Where our team of editors discuss what they think about the current BM issues.

Warwick Sharp discusses the elephant in the document review room.
“You could read 40% of the emails to cover 100% of the data. Bottom line: less information lets you make faster, better decisions.”
-Warwick Sharp, VP Marketing & Business Development at Equivio
For e-discovery vendors, de-duping is standard practice, so what’s new about managing ‘redundant’ data? The volume of duplicate documents in litigation discovery is dwarfed by the number of ‘near-duplicates’ – substantially similar versions that differ by a few words or paragraphs. Near-duplicates and email threads are a huge source of inefficiency in litigation processes, especially review. In many cases, document review now costs more than preparing the entire rest of the case. Reviewing redundant email messages and near-duplicate documents is a huge component of that cost.
Near-duplicates and emails are the proverbial elephant in the document review room. First-time users tend to be very surprised by the volumes of redundant data discovered. Redundant data in near-duplicates and email threads typically account for 30 to 50% of the materials to be reviewed – on top of the exact duplicates. The potential for cost savings is huge.

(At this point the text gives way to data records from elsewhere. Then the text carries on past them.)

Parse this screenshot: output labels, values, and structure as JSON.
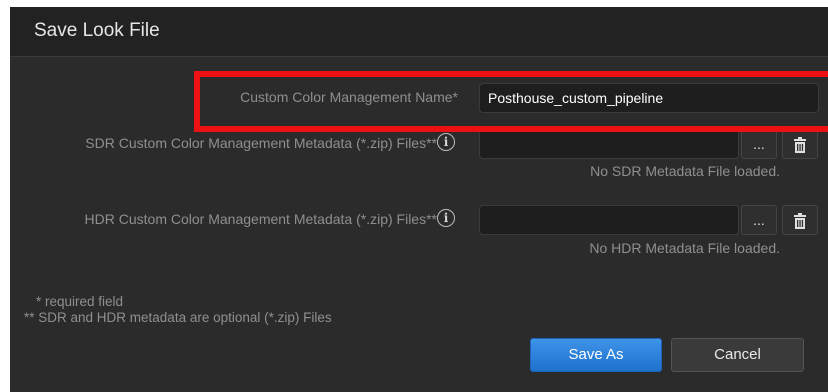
{
  "dialog": {
    "title": "Save Look File",
    "name_label": "Custom Color Management Name*",
    "name_value": "Posthouse_custom_pipeline",
    "sdr_label": "SDR Custom Color Management Metadata (*.zip) Files**",
    "sdr_browse": "...",
    "sdr_status": "No SDR Metadata File loaded.",
    "hdr_label": "HDR Custom Color Management Metadata (*.zip) Files**",
    "hdr_browse": "...",
    "hdr_status": "No HDR Metadata File loaded.",
    "note_required": "* required field",
    "note_optional": "** SDR and HDR metadata are optional (*.zip) Files",
    "save_label": "Save As",
    "cancel_label": "Cancel"
  },
  "icons": {
    "info": "info-icon",
    "delete": "trash-icon"
  },
  "colors": {
    "accent": "#2a82e4",
    "highlight": "#ee1111",
    "background": "#2b2b2b"
  }
}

Our approach is to expose and highlight the unique data. For example, let’s assume we’ve discovered a group of near-duplicate documents. Equivio software suggests a ‘pivot’ document within each set of near-duplicates that you should read first. If the pivot document is clearly irrelevant to your review, you can skip the remainder of the near-duplicate set, since the other documents differ by just a few words.

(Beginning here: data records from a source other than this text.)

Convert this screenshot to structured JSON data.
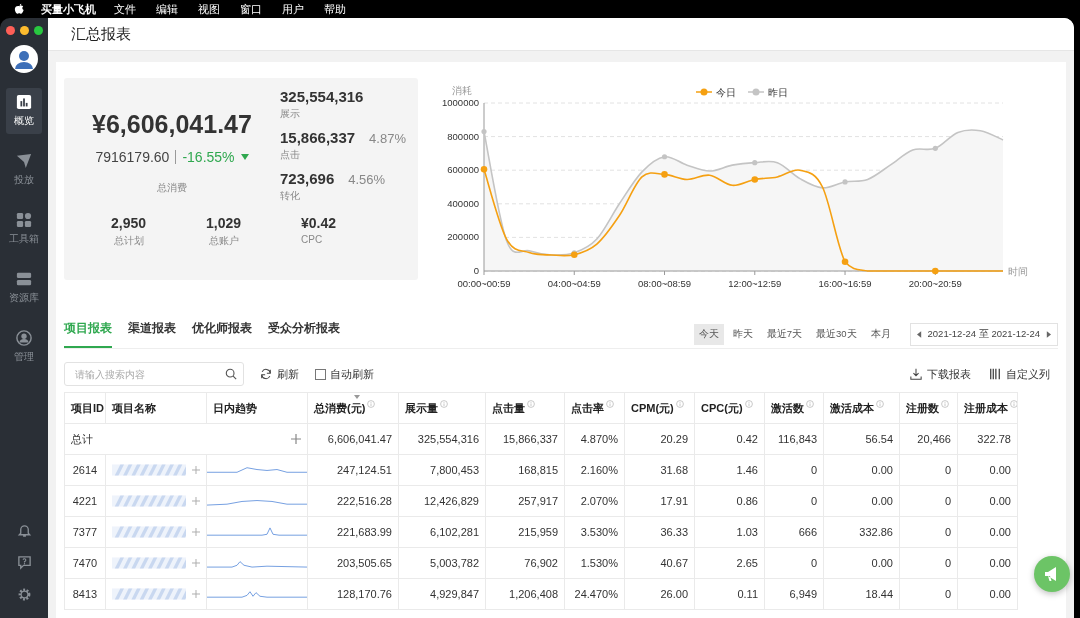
{
  "menu_bar": {
    "app": "买量小飞机",
    "items": [
      "文件",
      "编辑",
      "视图",
      "窗口",
      "用户",
      "帮助"
    ]
  },
  "window": {
    "title": "汇总报表"
  },
  "sidebar": {
    "items": [
      {
        "label": "概览",
        "selected": true
      },
      {
        "label": "投放",
        "selected": false
      },
      {
        "label": "工具箱",
        "selected": false
      },
      {
        "label": "资源库",
        "selected": false
      },
      {
        "label": "管理",
        "selected": false
      }
    ]
  },
  "summary": {
    "total": {
      "value": "¥6,606,041.47",
      "compare": "7916179.60",
      "change": "-16.55%",
      "label": "总消费"
    },
    "metrics": [
      {
        "value": "325,554,316",
        "label": "展示"
      },
      {
        "value": "15,866,337",
        "rate": "4.87%",
        "label": "点击"
      },
      {
        "value": "723,696",
        "rate": "4.56%",
        "label": "转化"
      }
    ],
    "sub_metrics": [
      {
        "value": "2,950",
        "label": "总计划"
      },
      {
        "value": "1,029",
        "label": "总账户"
      },
      {
        "value": "¥0.42",
        "label": "CPC"
      }
    ]
  },
  "chart_data": {
    "type": "line",
    "xlabel": "时间",
    "ylabel": "消耗",
    "categories": [
      "00:00~00:59",
      null,
      null,
      null,
      "04:00~04:59",
      null,
      null,
      null,
      "08:00~08:59",
      null,
      null,
      null,
      "12:00~12:59",
      null,
      null,
      null,
      "16:00~16:59",
      null,
      null,
      null,
      "20:00~20:59",
      null,
      null,
      null
    ],
    "yticks": [
      0,
      200000,
      400000,
      600000,
      800000,
      1000000
    ],
    "ylim": [
      0,
      1000000
    ],
    "grid": true,
    "legend": true,
    "series": [
      {
        "name": "今日",
        "color": "#f5a012",
        "values": [
          605000,
          190000,
          110000,
          95000,
          97000,
          160000,
          330000,
          560000,
          575000,
          545000,
          570000,
          510000,
          545000,
          560000,
          600000,
          500000,
          55000,
          0,
          0,
          0,
          0,
          0,
          0,
          0
        ]
      },
      {
        "name": "昨日",
        "color": "#c4c4c4",
        "type": "area",
        "values": [
          830000,
          180000,
          120000,
          95000,
          108000,
          190000,
          400000,
          590000,
          680000,
          630000,
          595000,
          630000,
          645000,
          645000,
          550000,
          495000,
          530000,
          545000,
          630000,
          720000,
          730000,
          825000,
          835000,
          780000
        ]
      }
    ]
  },
  "report_tabs": [
    {
      "label": "项目报表",
      "selected": true
    },
    {
      "label": "渠道报表",
      "selected": false
    },
    {
      "label": "优化师报表",
      "selected": false
    },
    {
      "label": "受众分析报表",
      "selected": false
    }
  ],
  "date_filters": [
    {
      "label": "今天",
      "selected": true
    },
    {
      "label": "昨天",
      "selected": false
    },
    {
      "label": "最近7天",
      "selected": false
    },
    {
      "label": "最近30天",
      "selected": false
    },
    {
      "label": "本月",
      "selected": false
    }
  ],
  "date_range": "2021-12-24 至 2021-12-24",
  "toolbar": {
    "search": {
      "placeholder": "请输入搜索内容"
    },
    "refresh": "刷新",
    "auto_refresh": {
      "label": "自动刷新",
      "checked": false
    },
    "download": "下载报表",
    "customize": "自定义列"
  },
  "table": {
    "columns": [
      {
        "label": "项目ID",
        "kind": "plain"
      },
      {
        "label": "项目名称",
        "kind": "plain"
      },
      {
        "label": "日内趋势",
        "kind": "plain"
      },
      {
        "label": "总消费(元)",
        "kind": "sorted"
      },
      {
        "label": "展示量",
        "kind": "info"
      },
      {
        "label": "点击量",
        "kind": "info"
      },
      {
        "label": "点击率",
        "kind": "info"
      },
      {
        "label": "CPM(元)",
        "kind": "info"
      },
      {
        "label": "CPC(元)",
        "kind": "info"
      },
      {
        "label": "激活数",
        "kind": "info"
      },
      {
        "label": "激活成本",
        "kind": "info"
      },
      {
        "label": "注册数",
        "kind": "info"
      },
      {
        "label": "注册成本",
        "kind": "info"
      }
    ],
    "total": {
      "label": "总计",
      "values": [
        "6,606,041.47",
        "325,554,316",
        "15,866,337",
        "4.870%",
        "20.29",
        "0.42",
        "116,843",
        "56.54",
        "20,466",
        "322.78"
      ]
    },
    "rows": [
      {
        "id": "2614",
        "values": [
          "247,124.51",
          "7,800,453",
          "168,815",
          "2.160%",
          "31.68",
          "1.46",
          "0",
          "0.00",
          "0",
          "0.00"
        ]
      },
      {
        "id": "4221",
        "values": [
          "222,516.28",
          "12,426,829",
          "257,917",
          "2.070%",
          "17.91",
          "0.86",
          "0",
          "0.00",
          "0",
          "0.00"
        ]
      },
      {
        "id": "7377",
        "values": [
          "221,683.99",
          "6,102,281",
          "215,959",
          "3.530%",
          "36.33",
          "1.03",
          "666",
          "332.86",
          "0",
          "0.00"
        ]
      },
      {
        "id": "7470",
        "values": [
          "203,505.65",
          "5,003,782",
          "76,902",
          "1.530%",
          "40.67",
          "2.65",
          "0",
          "0.00",
          "0",
          "0.00"
        ]
      },
      {
        "id": "8413",
        "values": [
          "128,170.76",
          "4,929,847",
          "1,206,408",
          "24.470%",
          "26.00",
          "0.11",
          "6,949",
          "18.44",
          "0",
          "0.00"
        ]
      }
    ]
  }
}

But what about the danger of overlooking critical documents? While a near-duplicate might have a small word change that could be crucial to the entire case, by identifying the redundant data, we expose the unique data. This actually reduces the risk of missing important documents. For example, you might review the pivot and decide that it’s an important document. So, you’ll need to review each of its near-duplicates. But you don’t need to read every version in full. Having read the pivot, you can simply use a redline tool to highlight the differences vis-à-vis the pivot. By zooming in on the unique information in each document, you have a much better chance of finding what you’re looking for.
The challenge with emails is to reconstruct the email thread structures, with all the sub-conversations and side conversations that are typical in email chains. Once you have the thread structure in place, the reviewer can just focus on the last message in each thread. From the software point of view, the trick is analyzing the content to verify that the last message does in fact contain all the previous messages in the thread. In the Enron data, for example, there are 517,000 emails. We found 205,000 emails that contained all the other emails. In other words, you could read 40% of the emails to cover 100% of the data. Bottom line: less information lets you make faster, better decisions.

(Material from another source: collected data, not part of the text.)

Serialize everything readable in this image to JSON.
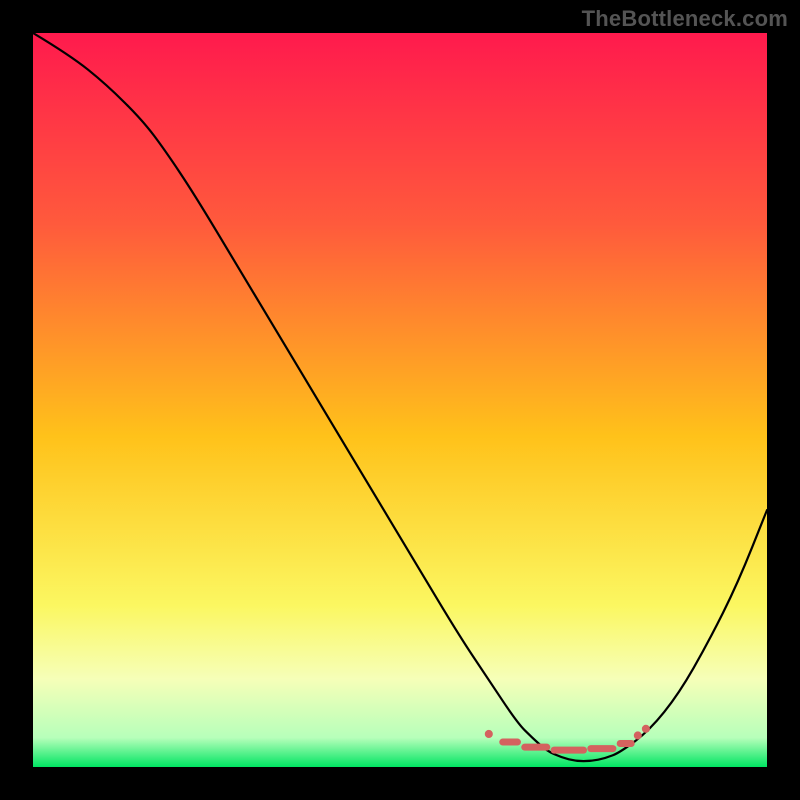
{
  "branding": {
    "watermark": "TheBottleneck.com"
  },
  "chart_data": {
    "type": "line",
    "title": "",
    "xlabel": "",
    "ylabel": "",
    "xlim": [
      0,
      100
    ],
    "ylim": [
      0,
      100
    ],
    "background_gradient": {
      "stops": [
        {
          "offset": 0.0,
          "color": "#ff1a4d"
        },
        {
          "offset": 0.26,
          "color": "#ff5a3c"
        },
        {
          "offset": 0.55,
          "color": "#ffc21a"
        },
        {
          "offset": 0.78,
          "color": "#fbf761"
        },
        {
          "offset": 0.88,
          "color": "#f6ffb8"
        },
        {
          "offset": 0.96,
          "color": "#b7ffba"
        },
        {
          "offset": 1.0,
          "color": "#00e562"
        }
      ]
    },
    "series": [
      {
        "name": "bottleneck-curve",
        "description": "V-shaped curve; y is bottleneck percentage-like metric (100 top, 0 bottom). Minimum near x≈75.",
        "x": [
          0,
          5,
          10,
          15,
          18,
          22,
          28,
          34,
          40,
          46,
          52,
          58,
          62,
          66,
          68,
          70,
          72,
          74,
          76,
          78,
          80,
          84,
          88,
          92,
          96,
          100
        ],
        "values": [
          100,
          97,
          93,
          88,
          84,
          78,
          68,
          58,
          48,
          38,
          28,
          18,
          12,
          6,
          4,
          2.2,
          1.3,
          0.8,
          0.8,
          1.2,
          2,
          5,
          10,
          17,
          25,
          35
        ]
      }
    ],
    "markers": {
      "name": "optimal-range",
      "style": "dashed-dots",
      "color": "#d4625f",
      "segments": [
        {
          "x0": 62.0,
          "x1": 62.2,
          "y": 4.5
        },
        {
          "x0": 64.0,
          "x1": 66.0,
          "y": 3.4
        },
        {
          "x0": 67.0,
          "x1": 70.0,
          "y": 2.7
        },
        {
          "x0": 71.0,
          "x1": 75.0,
          "y": 2.3
        },
        {
          "x0": 76.0,
          "x1": 79.0,
          "y": 2.5
        },
        {
          "x0": 80.0,
          "x1": 81.5,
          "y": 3.2
        },
        {
          "x0": 82.3,
          "x1": 82.5,
          "y": 4.3
        },
        {
          "x0": 83.4,
          "x1": 83.6,
          "y": 5.2
        }
      ]
    }
  }
}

The key players that benefit are the corporate litigants. By using the near-duplicate and email thread groupings, corporations consistently see a reduction in litigation review costs of 30 to 50%. By allowing bulk handling of very similar documents, both litigants and their outside counsel can be more confident in privilege logs and in representations they make in court about the documents.
Corporations are driving the industry to think outside the box of traditional document review. In Equivio’s experience, when corporations see the cost savings at stake here with this technology, they tend to take a very proactive stance in making it a requirement for their outside counsel and e-discovery service providers.
Warwick Sharp is Vice President, Marketing and Business Development at Equivio. Warwick is one of the founders of Equivio, a provider of software for managing data redundancy, and a top 10 vendor in e-discovery. Warwick was previously Vice President of Marketing at Amdocs, the world leader in telecom billing systems.